世界大会というアウェイな環境で、力を発揮するために
――ベルリンでは、普段と違う練習環境や生活環境になると思います。アウェイな場所でプレイするにあたって、対策されていることがあれば教えてください。
ade:やはり環境が変化することへの不安は感じていて、それに対する自分の準備としては、ドイツに来る1週間くらい前からドイツの時間に合わせた生活リズムにしていました。あとは、どの環境でも適応できるように、モニターや椅子をいつも同じ高さにセッティングするようにしていますね。
Twinkl:世界大会なので、アジアからだけでなく、EUやNAなど各地域からチームが来ています。ベルリンではどういうところを意識して練習するのかなどを話しました。
また、世界大会なのですべての対応を話すのは難しいですが、できるだけ各チームの弱みを把握しようと努力しています。例えば、「あるチームはクリアリングが弱いから、角のポジションを使いましょう」などですね。
――CRは2021年、複数の国際大会を経験されています。今回はまだ到着されたばかりだと思いますが、チームの雰囲気や緊張感はいかがでしょうか。
ade:ほどよい緊張感だと思います。前回大会の「VCT Masters Stage3」は、僕やFisker選手にとっては初めての国際大会だったので、かなり緊張していました。でも、今回は2度目の国際大会なので、緊張もしていますが、ほどよいリラックス感があって、試合に対して集中できるような準備はできていると思います。
Twinkl:まだ改善が必要なところはありますが、全員がんばって準備してきたので、チームとして良い状況だと思っています。あとは残りの約1週間、しっかり準備して、良い姿を見せたいですね。
――試合で緊張したときのほぐし方として、何か取り入れていることはありますか?
ade:僕はガムが好きなので、ひたすらガムを噛んでいます。それ以外は特にないですね。
Twinkl:自分は忙しくてバタバタしているので、緊張というよりは、どう伝えるかなどの悩みが多いです。選手たちの緊張をほぐすことは意識していて、例えばガムやチョコを用意してあげたりしています。
――ちなみに、先ほどデバイスのセッティングについて話がありましたが、高さをそろえるためにはメジャーなどを使うのでしょうか。

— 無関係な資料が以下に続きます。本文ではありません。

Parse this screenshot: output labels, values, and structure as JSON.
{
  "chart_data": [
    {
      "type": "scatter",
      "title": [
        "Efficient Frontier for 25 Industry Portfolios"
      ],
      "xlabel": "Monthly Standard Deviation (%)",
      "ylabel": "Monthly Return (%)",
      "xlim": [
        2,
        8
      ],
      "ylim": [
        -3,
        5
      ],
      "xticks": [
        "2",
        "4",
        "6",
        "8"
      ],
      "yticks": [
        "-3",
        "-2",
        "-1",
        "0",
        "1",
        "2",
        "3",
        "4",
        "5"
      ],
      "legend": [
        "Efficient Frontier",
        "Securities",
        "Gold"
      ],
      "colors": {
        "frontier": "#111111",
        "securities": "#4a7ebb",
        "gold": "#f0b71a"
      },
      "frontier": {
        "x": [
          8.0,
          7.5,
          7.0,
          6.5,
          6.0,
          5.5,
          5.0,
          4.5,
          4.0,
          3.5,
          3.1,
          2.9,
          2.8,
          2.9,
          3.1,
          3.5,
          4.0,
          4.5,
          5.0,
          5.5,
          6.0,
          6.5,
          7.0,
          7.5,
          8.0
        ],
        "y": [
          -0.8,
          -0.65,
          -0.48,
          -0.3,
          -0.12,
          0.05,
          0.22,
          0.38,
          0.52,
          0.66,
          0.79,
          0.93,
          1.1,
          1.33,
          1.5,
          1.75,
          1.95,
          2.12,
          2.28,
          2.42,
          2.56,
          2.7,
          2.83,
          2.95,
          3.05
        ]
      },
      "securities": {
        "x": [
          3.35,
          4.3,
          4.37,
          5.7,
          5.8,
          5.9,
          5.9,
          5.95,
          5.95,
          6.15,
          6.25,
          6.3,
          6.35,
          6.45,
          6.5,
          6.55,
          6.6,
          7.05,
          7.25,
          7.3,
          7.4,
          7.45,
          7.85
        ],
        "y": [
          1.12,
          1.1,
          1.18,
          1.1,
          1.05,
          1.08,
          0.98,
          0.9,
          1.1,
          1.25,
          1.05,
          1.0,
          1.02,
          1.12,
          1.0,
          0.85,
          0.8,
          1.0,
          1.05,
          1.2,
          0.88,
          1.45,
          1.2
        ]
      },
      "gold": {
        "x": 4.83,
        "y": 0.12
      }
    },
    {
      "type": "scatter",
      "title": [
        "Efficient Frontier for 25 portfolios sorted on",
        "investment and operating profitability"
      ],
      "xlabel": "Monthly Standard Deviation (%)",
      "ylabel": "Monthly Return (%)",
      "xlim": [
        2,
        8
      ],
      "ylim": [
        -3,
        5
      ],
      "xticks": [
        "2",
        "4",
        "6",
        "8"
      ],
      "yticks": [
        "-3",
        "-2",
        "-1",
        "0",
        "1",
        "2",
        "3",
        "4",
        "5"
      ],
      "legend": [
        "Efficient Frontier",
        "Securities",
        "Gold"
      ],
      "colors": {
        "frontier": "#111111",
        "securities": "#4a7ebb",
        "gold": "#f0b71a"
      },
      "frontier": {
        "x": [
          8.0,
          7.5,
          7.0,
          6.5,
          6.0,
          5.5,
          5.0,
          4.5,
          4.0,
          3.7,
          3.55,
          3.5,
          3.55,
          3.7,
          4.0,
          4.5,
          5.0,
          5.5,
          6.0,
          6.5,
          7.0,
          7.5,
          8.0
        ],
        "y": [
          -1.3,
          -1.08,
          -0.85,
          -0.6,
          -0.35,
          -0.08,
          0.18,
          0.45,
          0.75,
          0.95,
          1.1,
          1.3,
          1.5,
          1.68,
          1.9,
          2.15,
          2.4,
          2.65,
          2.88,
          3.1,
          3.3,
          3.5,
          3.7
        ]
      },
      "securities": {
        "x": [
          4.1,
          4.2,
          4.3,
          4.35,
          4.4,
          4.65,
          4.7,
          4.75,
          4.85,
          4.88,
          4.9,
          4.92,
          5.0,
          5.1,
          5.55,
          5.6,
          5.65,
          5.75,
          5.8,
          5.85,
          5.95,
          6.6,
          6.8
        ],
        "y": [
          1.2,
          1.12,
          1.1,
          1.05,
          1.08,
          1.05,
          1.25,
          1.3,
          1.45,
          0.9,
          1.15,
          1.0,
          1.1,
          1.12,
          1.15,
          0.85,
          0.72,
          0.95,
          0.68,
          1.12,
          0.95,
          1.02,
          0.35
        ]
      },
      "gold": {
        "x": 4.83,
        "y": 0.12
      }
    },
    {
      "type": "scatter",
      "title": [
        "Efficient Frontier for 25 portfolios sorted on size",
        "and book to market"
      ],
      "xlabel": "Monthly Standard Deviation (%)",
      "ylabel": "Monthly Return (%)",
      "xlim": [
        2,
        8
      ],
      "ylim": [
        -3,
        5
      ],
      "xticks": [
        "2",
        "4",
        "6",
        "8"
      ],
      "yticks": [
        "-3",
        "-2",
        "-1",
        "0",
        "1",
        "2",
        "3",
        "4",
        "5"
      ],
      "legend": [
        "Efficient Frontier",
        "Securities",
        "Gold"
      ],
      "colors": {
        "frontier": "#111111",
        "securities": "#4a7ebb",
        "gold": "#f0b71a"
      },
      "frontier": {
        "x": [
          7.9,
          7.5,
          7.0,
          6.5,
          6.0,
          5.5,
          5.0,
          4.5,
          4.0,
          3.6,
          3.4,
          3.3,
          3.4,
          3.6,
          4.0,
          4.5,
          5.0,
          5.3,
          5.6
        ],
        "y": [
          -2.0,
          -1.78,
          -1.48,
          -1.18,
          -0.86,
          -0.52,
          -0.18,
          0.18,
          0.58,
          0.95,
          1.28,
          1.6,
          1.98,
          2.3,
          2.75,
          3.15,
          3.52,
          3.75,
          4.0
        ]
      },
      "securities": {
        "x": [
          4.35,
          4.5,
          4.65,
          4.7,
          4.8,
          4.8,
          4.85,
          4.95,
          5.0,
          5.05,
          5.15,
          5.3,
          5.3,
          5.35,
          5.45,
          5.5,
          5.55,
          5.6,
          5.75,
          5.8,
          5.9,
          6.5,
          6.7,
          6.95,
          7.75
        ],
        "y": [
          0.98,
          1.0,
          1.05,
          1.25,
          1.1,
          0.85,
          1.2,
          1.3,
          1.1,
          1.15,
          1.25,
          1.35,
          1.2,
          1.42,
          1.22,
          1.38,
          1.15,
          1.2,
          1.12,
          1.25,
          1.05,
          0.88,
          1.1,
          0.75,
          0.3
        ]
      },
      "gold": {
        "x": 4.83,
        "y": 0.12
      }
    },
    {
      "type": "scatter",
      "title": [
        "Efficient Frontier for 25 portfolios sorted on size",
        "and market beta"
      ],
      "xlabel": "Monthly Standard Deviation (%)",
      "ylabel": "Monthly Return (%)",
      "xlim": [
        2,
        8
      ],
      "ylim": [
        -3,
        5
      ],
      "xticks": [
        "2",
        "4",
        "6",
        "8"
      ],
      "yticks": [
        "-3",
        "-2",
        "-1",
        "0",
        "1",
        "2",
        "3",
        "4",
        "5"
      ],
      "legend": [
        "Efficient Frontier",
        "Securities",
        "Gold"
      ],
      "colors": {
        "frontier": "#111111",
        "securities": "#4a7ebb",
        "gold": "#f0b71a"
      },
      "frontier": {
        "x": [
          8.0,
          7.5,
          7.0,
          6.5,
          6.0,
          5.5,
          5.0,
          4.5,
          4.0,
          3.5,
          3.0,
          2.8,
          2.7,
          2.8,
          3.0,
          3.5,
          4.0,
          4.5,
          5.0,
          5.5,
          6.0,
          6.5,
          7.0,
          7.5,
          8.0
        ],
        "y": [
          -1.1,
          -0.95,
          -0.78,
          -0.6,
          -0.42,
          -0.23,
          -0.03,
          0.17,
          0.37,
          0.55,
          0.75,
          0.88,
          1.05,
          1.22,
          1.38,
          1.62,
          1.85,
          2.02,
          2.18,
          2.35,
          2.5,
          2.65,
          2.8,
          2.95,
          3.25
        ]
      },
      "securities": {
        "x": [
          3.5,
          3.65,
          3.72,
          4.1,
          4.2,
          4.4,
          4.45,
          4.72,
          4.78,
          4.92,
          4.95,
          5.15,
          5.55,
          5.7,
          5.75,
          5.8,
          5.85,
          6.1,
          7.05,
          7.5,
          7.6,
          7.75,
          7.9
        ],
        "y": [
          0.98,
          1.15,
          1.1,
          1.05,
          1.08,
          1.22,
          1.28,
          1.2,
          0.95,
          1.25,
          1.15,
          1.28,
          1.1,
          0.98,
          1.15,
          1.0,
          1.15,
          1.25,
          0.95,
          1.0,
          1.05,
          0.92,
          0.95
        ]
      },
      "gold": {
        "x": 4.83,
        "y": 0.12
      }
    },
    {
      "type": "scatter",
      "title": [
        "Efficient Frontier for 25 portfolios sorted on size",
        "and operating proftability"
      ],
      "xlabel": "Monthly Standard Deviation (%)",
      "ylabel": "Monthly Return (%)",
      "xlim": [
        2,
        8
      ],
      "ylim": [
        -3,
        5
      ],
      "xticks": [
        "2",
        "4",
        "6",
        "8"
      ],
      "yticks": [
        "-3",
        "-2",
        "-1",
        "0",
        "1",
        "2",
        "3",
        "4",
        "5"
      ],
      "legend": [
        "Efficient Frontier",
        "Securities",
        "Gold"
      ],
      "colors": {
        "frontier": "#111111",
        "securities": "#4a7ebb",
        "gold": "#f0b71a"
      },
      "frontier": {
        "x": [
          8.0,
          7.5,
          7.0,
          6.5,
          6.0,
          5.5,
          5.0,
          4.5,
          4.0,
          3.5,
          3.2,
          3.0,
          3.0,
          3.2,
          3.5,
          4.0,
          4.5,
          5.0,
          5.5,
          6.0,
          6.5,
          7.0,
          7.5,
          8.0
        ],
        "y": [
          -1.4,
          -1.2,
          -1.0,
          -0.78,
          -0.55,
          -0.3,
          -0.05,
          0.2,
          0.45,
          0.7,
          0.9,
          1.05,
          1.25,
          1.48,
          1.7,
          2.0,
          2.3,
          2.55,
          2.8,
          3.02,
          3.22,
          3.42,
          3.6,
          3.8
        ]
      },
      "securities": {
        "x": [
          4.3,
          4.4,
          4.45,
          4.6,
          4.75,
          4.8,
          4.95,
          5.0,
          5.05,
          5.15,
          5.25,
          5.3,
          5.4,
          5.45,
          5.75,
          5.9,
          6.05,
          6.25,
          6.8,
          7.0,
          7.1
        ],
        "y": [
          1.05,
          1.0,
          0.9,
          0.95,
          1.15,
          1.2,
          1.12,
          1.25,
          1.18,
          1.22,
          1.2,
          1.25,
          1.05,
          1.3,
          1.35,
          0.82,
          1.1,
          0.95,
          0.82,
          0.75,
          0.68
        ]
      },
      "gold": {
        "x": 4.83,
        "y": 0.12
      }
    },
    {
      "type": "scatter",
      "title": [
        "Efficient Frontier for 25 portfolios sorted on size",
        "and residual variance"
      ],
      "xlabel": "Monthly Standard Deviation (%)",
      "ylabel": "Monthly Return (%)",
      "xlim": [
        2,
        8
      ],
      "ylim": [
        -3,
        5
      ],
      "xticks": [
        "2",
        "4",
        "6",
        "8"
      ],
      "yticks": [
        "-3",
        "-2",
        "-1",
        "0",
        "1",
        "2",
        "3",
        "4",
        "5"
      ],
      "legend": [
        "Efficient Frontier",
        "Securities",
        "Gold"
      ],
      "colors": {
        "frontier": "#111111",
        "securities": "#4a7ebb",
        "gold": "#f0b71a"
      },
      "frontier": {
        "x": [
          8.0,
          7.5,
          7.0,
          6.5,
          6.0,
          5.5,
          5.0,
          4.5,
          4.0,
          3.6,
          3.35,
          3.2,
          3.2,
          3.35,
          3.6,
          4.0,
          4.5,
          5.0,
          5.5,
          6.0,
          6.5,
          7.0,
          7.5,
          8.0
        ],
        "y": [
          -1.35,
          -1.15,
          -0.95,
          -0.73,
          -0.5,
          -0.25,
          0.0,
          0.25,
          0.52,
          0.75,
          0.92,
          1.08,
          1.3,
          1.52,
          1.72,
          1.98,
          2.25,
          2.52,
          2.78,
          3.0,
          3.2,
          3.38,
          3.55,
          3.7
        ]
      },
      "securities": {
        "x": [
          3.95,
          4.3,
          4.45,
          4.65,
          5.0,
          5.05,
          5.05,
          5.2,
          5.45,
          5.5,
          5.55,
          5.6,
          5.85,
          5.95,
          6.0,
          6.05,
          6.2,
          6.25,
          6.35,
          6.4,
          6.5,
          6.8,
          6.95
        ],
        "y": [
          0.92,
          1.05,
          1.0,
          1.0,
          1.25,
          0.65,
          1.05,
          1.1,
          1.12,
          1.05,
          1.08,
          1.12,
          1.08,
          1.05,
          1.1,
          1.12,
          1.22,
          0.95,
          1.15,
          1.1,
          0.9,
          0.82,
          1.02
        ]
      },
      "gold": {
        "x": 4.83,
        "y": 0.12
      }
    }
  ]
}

Ade:僕はガムのケースでやっています(笑)。高さを合わせるときも、ガムのケースの高さにしたりとか。キーボードとマウスパッドの距離も、ガムのケースの距離にしていたりします。
1年を通じて成長を遂げてきた、CRのプレイに注目
――新マップ「フラクチャー」や新エージェント「チェンバー」の追加もありましたが、プレイされた感想はいかがでしょうか。
ade:フラクチャーは、かなり守り側が有利なマップだと思っています。なので、守り側でラウンドを取られないことも大事ですが、攻め側でいかに有利を作り、ラウンドを多く取得できるかが重要かなと思っていますね。ほかのマップとは違って、ミッドと呼ばれる中央のポジションがないので、難しいと感じます。
チェンバーについては、センチネルなのにセンチネルではないような、独特で難しいエージェントだと思います。個人的には、とても好きなエージェントです。
Twinkl:ほかのマップは似た考え方でもやりやすい感覚がありますが、今回のフラクチャーは概念が変わるような難しいマップだと思います。守り側はどうやって有利を保っていくか、攻め側は守りのどこに弱点を見出すのかなどが、大事になってくると考えています。
チェンバーに関しては、今回の大会では使用できないので惜しいですが、ピストルの概念が変わるようなエージェントだと思うので楽しみにしています。
――それでは最後に、「VCT Champions」を観戦するファンに向けて、CRのどんなプレイに注目してほしいかなど、メッセージをお願いします。
ade:僕自身はあまり派手なプレイはないと思いますが、チームを支えるような粘り強いプレイを見てもらえたらうれしいです。そういう力でチームを支えて、Munchkin選手やFisker選手、neth選手、Medusa選手、Bazzi選手といった、スタープレイヤーたちが輝く姿を応援していただければと思います。応援よろしくお願いします。
Twinkl:もちろん選手個人の強さにも期待してほしいですが、今回の「VCT Champions」は1年間かけて迎えた大会なので、CRというチームが1年間どう変化してきて、どこがアップグレードしたのかを、ぜひ見てほしいですね。ベルリンでの前回大会と比べて、ここが良くなったなとか、そういうところも見てもらえたらうれしいです。
――「VCT Champions」での活躍を応援しています。Ade選手、Twinklコーチ、本日はありがとうございました!